En la niñez, los caballitos de Botiguero, con sus insistentes alaridos y sirenas de feria, eran señal de que llegaban esos días devotos de glorias y gozos. Ahora ya, con tanto juego electrónico casero, el carrusel de las tómbolas y los coches de choque, de los caballitos y las norias, ha disminuido su atractivo. Aún así, ahí siguen los feriantes plantados en la mitad de la cuaresma, fieles a su costumbre. Otra señal.

A medida que pasan los días, estas señales son más nítidas y firmes. Se ensayan músicas y voces, cornetas y salmos, salves y marchas. En las puertas de las tiendas, en lugar preferente, se sitúan los carteles de los actos de culto en honor de las imágenes más queridas. Triduos, quinarios, novenarios, viacrucis. Y en los hornos, muchos de ellos alejados ya de las arterias principales de la ciudad, emana un olor de aceitadas y de rebojos, de magdalenas y bollos que gobernarán las alacenas y las camillas en jornadas de tantos visitantes. Antaño, esos dulces los hacían nuestras madres. Hoy están en manos de la industria. Pero era hermoso ir de la mano de la madre hasta Matilla a ver construir ese pequeño milagro de la masa en una proporcionada mezcla de harina, azúcar y huevo, derramadas sobre moldes de hojalata, de figuritas y papeles, convertida en el horno por el señor Alfonso, en un variado muestrario de sabores y olores que aún no se han desenganchado del recuerdo. Y a la espera, las almendras garrapiñadas. Señales de olor y sabor.
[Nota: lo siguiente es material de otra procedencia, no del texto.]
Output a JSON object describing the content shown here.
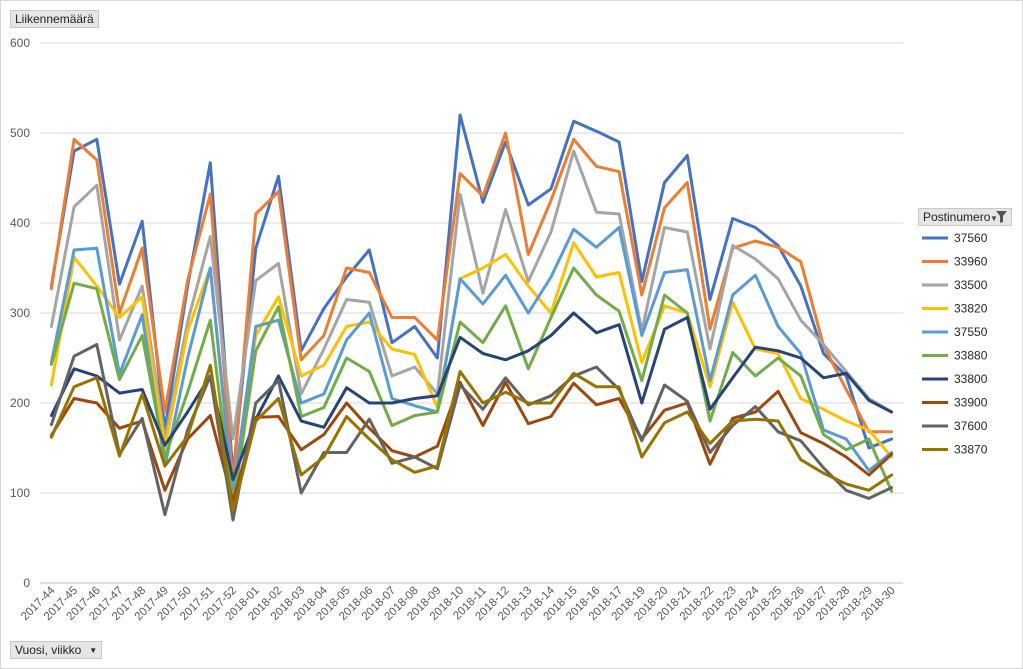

En algunos escaparates, los tejidos de moda dejan paso a una colección larga de túnicas, capas, caperuces, cogullas, decenarios, guantes, fajines y cordones. Así viste la penitencia la ciudad en los días del Drama. El sueño, sobre todo de los niños, se viste de percalina, lanilla, seda, velludillo, arpillera, raso. Y allí, cosidos con el hilo del amor a Dios y a la tradición, los hábitos estarán ya dispuestos en los anaqueles de la cuaresma como señal muy valiosa de que ya está en sazón este tiempo inolvidable e íntimo. Terrazas, patios, balcones, galerías, se llenarán de túnicas aunque ya no viva una madre para orearlas como ella sola sabía hacerlo.

Otras señales, ya en los días santos, serán fruto exclusivo de la naturaleza. Los laureles de hojas firmes, que, cortados en ramas de las orillas de los huertos, multiplicarán los hosannas más sencillos del domingo de Ramos. Señal de triunfo. Los olivos de Fermoselle prestarán algunos de sus tallos para encarnar el pequeño Getsemaní de la Vera Cruz del Jueves Santo en el que el Maestro ora arrodillado. Señal de dolor.

Claveles, rosas, nardos, calas, gladiolos, lirios, nacidos y venidos de lejos, besarán esos días los pies de las imágenes. En sus mesas y tronos, crecerá una breve primavera que en Zamora siempre ha sido, es y será a la medida de su genuina forma de ser, natural, sencilla y hermosa. Señal de amor.

Y las lilas, en el estallido de la Resurrección, tiernas aún, alumbradas de un sol hortelano agradecido y leve, ascenderán a las varas de los cofrades de la Horta. Esos racimos lozanos, de penetrante olor y belleza morada esclarecida, serán la última señal de la Pasión y la primera de tantas otras alegrías y ritos que llegan con la Pascua.

Este año casi todas esas señales las hemos visto en el paso uniforme, eslabonado, de estos meses, como sucedió siempre. Almendros, laureles, lilas, caballitos, aceitadas y ceniza han subido fielmente los peldaños del calendario y han venido a su hora. Otras no, imposibles en estos tiempos tan agrios y dolorosos que han levantado muros a tan buenas costumbres. Confiemos que todas ellas aparezcan de nuevo cuando el tiempo haya girado otra vez sobre sus goznes del año y esta tragedia haya amainado o desaparecido por fin. Vendrán, seguro, en su aparente intrascendencia pero también en su justo valor, para guiarnos como siempre hasta esta piadosa tradición que aquí, en Zamora, sigue siendo santo y seña de un pueblo. Su primera señal sin duda.